Mira tilted her head, cautious.

“I suffer from somethings,” Reith continued, eyes staring into the firelight. “IED. Intermittent Explosive Disorder. Basically, my brain gets angry before I do”

“Outbursts,” he went on. “Sudden. Stupid. Dangerous. Back home, they just told me to ‘walk it off’ or ‘go chop wood.’ Like that fixed anything.”

“You… you can’t control it?” she asked, quieter now.

“I try. But when the pressure builds, it’s like holding back a flood with your hands. Fighting, violence—it drains it out of me. That’s why I do what I do.”

Mira sat down across from him. “That cant be healthy.”

Reith gave a dry smile. “Nope, but my family didn’t want to play for a therapist or treatment, in fact i think they liked that i got mad i could work it off they used to say.”

“And what if one day you snap… and it’s not just wolves in front of you?”

He looked her in the eye. “I hope that wont happen.”

She blinked at that.
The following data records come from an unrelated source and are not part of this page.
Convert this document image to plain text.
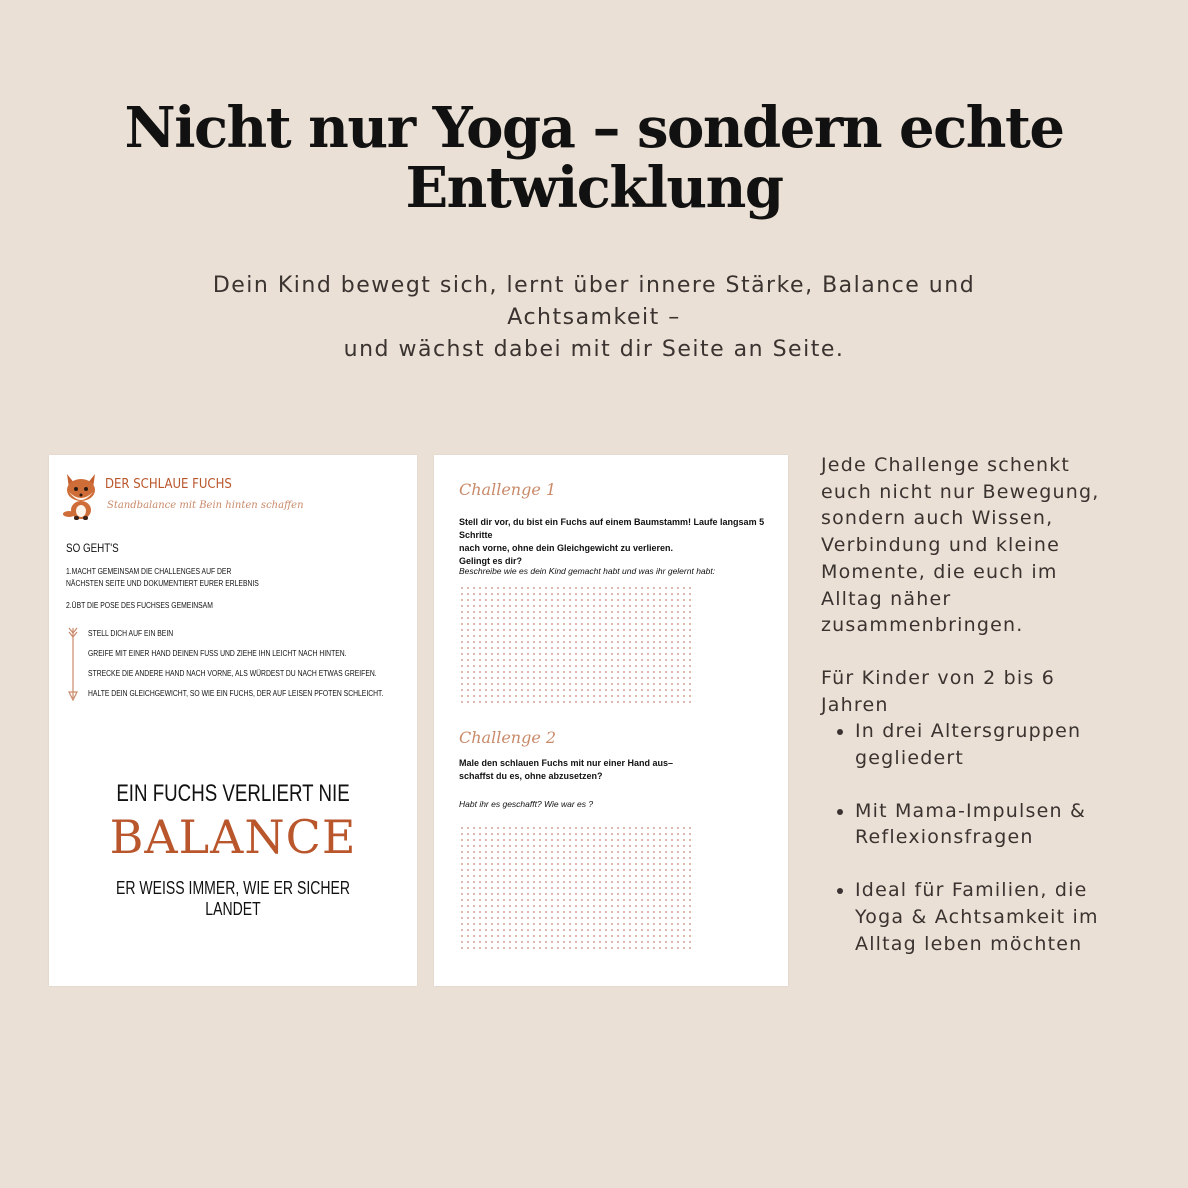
Nicht nur Yoga – sondern echte
Entwicklung
Dein Kind bewegt sich, lernt über innere Stärke, Balance und
Achtsamkeit –
und wächst dabei mit dir Seite an Seite.
DER SCHLAUE FUCHS
Standbalance mit Bein hinten schaffen
SO GEHT'S
1.MACHT GEMEINSAM DIE CHALLENGES AUF DER
NÄCHSTEN SEITE UND DOKUMENTIERT EURER ERLEBNIS
2.ÜBT DIE POSE DES FUCHSES GEMEINSAM
STELL DICH AUF EIN BEIN
GREIFE MIT EINER HAND DEINEN FUSS UND ZIEHE IHN LEICHT NACH HINTEN.
STRECKE DIE ANDERE HAND NACH VORNE, ALS WÜRDEST DU NACH ETWAS GREIFEN.
HALTE DEIN GLEICHGEWICHT, SO WIE EIN FUCHS, DER AUF LEISEN PFOTEN SCHLEICHT.
EIN FUCHS VERLIERT NIE
BALANCE
ER WEISS IMMER, WIE ER SICHER LANDET
Challenge 1
Stell dir vor, du bist ein Fuchs auf einem Baumstamm! Laufe langsam 5 Schritte
nach vorne, ohne dein Gleichgewicht zu verlieren.
Gelingt es dir?
Beschreibe wie es dein Kind gemacht habt und was ihr gelernt habt:
Challenge 2
Male den schlauen Fuchs mit nur einer Hand aus–
schaffst du es, ohne abzusetzen?
Habt ihr es geschafft? Wie war es ?
Jede Challenge schenkt
euch nicht nur Bewegung,
sondern auch Wissen,
Verbindung und kleine
Momente, die euch im
Alltag näher
zusammenbringen.
Für Kinder von 2 bis 6
Jahren
• In drei Altersgruppen
gegliedert
• Mit Mama-Impulsen &
Reflexionsfragen
• Ideal für Familien, die
Yoga & Achtsamkeit im
Alltag leben möchten
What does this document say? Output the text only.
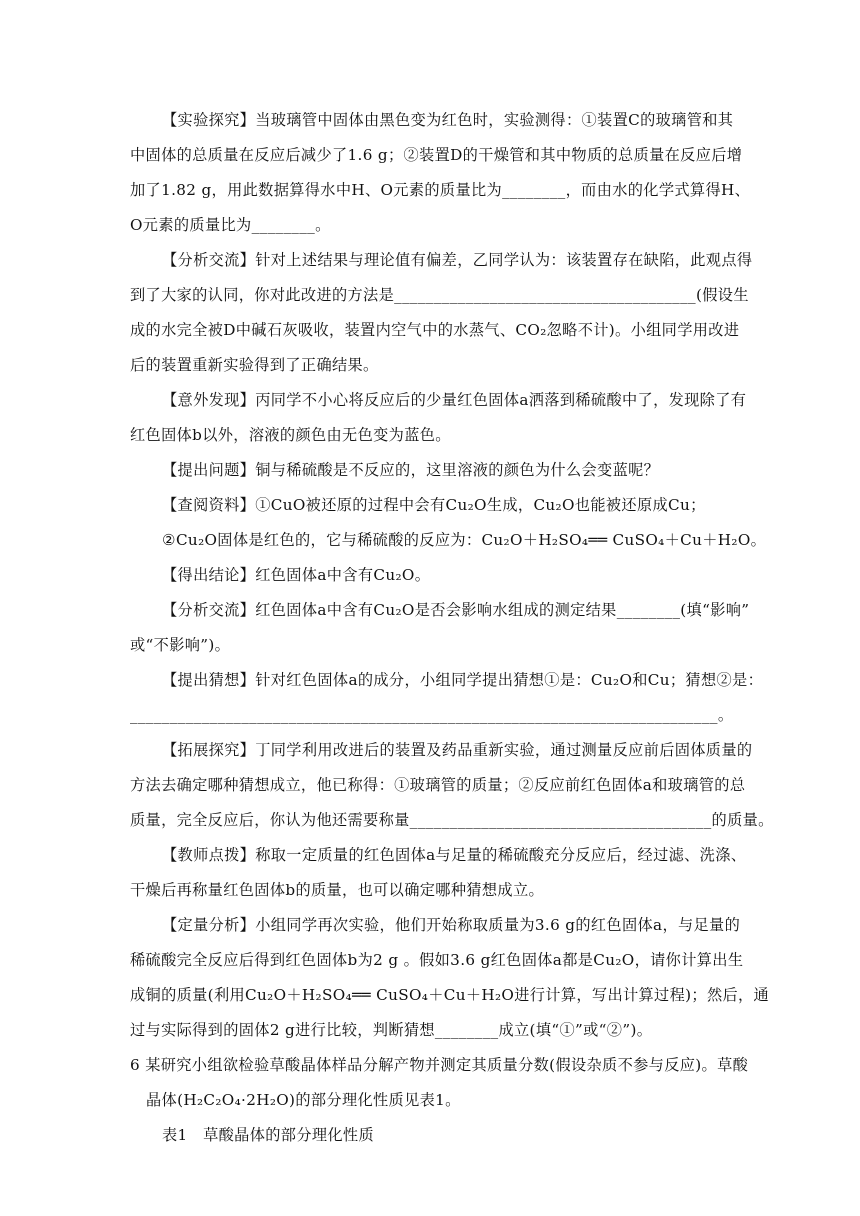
【实验探究】当玻璃管中固体由黑色变为红色时，实验测得：①装置C的玻璃管和其
中固体的总质量在反应后减少了1.6 g；②装置D的干燥管和其中物质的总质量在反应后增
加了1.82 g，用此数据算得水中H、O元素的质量比为________，而由水的化学式算得H、
O元素的质量比为________。
【分析交流】针对上述结果与理论值有偏差，乙同学认为：该装置存在缺陷，此观点得
到了大家的认同，你对此改进的方法是______________________________________(假设生
成的水完全被D中碱石灰吸收，装置内空气中的水蒸气、CO₂忽略不计)。小组同学用改进
后的装置重新实验得到了正确结果。
【意外发现】丙同学不小心将反应后的少量红色固体a洒落到稀硫酸中了，发现除了有
红色固体b以外，溶液的颜色由无色变为蓝色。
【提出问题】铜与稀硫酸是不反应的，这里溶液的颜色为什么会变蓝呢？
【查阅资料】①CuO被还原的过程中会有Cu₂O生成，Cu₂O也能被还原成Cu；
②Cu₂O固体是红色的，它与稀硫酸的反应为：Cu₂O＋H₂SO₄══ CuSO₄＋Cu＋H₂O。
【得出结论】红色固体a中含有Cu₂O。
【分析交流】红色固体a中含有Cu₂O是否会影响水组成的测定结果________(填“影响”
或“不影响”)。
【提出猜想】针对红色固体a的成分，小组同学提出猜想①是：Cu₂O和Cu；猜想②是：
__________________________________________________________________________。
【拓展探究】丁同学利用改进后的装置及药品重新实验，通过测量反应前后固体质量的
方法去确定哪种猜想成立，他已称得：①玻璃管的质量；②反应前红色固体a和玻璃管的总
质量，完全反应后，你认为他还需要称量______________________________________的质量。
【教师点拨】称取一定质量的红色固体a与足量的稀硫酸充分反应后，经过滤、洗涤、
干燥后再称量红色固体b的质量，也可以确定哪种猜想成立。
【定量分析】小组同学再次实验，他们开始称取质量为3.6 g的红色固体a，与足量的
稀硫酸完全反应后得到红色固体b为2 g 。假如3.6 g红色固体a都是Cu₂O，请你计算出生
成铜的质量(利用Cu₂O＋H₂SO₄══ CuSO₄＋Cu＋H₂O进行计算，写出计算过程)；然后，通
过与实际得到的固体2 g进行比较，判断猜想________成立(填“①”或“②”)。
6 某研究小组欲检验草酸晶体样品分解产物并测定其质量分数(假设杂质不参与反应)。草酸
晶体(H₂C₂O₄·2H₂O)的部分理化性质见表1。
表1　草酸晶体的部分理化性质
The air felt heavy again, but not hostile—just fragile.

“Anyways, now you know and thanks for the arrow,” he added after a moment. “On my back.”

“You’re welcome,” she said. Then, after a pause “Thank you” Reith looked up at her. “For telling me i mean”

They sat in silence again, this time sharing the quiet, not fighting it.

Dawn began to peek through the trees, pale and gold.